Bacteria can grow in many harsh conditions. One type of classification for bacteria is based on the temperature at which a bacterium can survive. The thermopile bacteria are bacteria that can survive at temperatures of forty-two to one hundred degrees Celsius or more.(Edwards 2) These bacteria are generally found around hot geological sites such as volcanoes and geysers.(Edwards 2) Another class of bacteria are the Acidophiles. Acidophiles are Bacterium that can survive and reproduce within an extremely acidic environment.(Edwards 34) Their environments are highly acidic soils in mining and geothermal areas.(Edwards 34) Oligotrophs are bacteria that can survive on little organic matter such as carbon (Edwards 93) They are commonly found in ocean water. (Edwards 94) Osmophiles are bacteria that are able to survive in environments with little water.(Edwards 117) Halotolerant and halophilic bacteria are bacteria that can survive with little salt or lots of salt.
(Edwards 147) These bacteria are commonly found in salt and soda lakes such as the Great Salt Lake in Utah, the Dead Sea and the soda lakes of the Great Rift Valley in Kenya.(Edwards 149) Metal tolerant bacteria are tolerant to heavy metals that are toxic to microbial life forms.(Edwards 178) All of these different types of bacteria show how they have evolved so that they can live almost every where.

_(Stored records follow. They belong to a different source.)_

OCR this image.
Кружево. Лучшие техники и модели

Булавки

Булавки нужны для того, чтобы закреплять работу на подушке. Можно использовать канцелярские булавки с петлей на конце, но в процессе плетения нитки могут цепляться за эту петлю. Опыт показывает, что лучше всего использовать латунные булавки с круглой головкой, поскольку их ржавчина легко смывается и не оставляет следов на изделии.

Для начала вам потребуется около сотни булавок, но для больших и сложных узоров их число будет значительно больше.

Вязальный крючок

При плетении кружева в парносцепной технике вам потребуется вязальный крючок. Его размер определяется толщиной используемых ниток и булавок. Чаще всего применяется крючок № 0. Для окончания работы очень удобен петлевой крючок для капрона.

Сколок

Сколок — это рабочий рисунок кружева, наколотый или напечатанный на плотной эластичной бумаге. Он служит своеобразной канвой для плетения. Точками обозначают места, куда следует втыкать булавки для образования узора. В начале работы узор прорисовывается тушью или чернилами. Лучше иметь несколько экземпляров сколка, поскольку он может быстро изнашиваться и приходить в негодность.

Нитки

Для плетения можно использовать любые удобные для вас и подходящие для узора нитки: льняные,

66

Conditions in which bacteria can not live are getting harder and harder to find. Bacteria are thus are highly adaptable organisms that can live almost any where in the world. They have a seemingly simple but complex structure that is highly organized. Bacteria have different stages of reproduction that is shown in a growth curve that shows the limitations of bacterial reproduction.
If bacterial reproduction was not limited the earth would be over run with bacteria.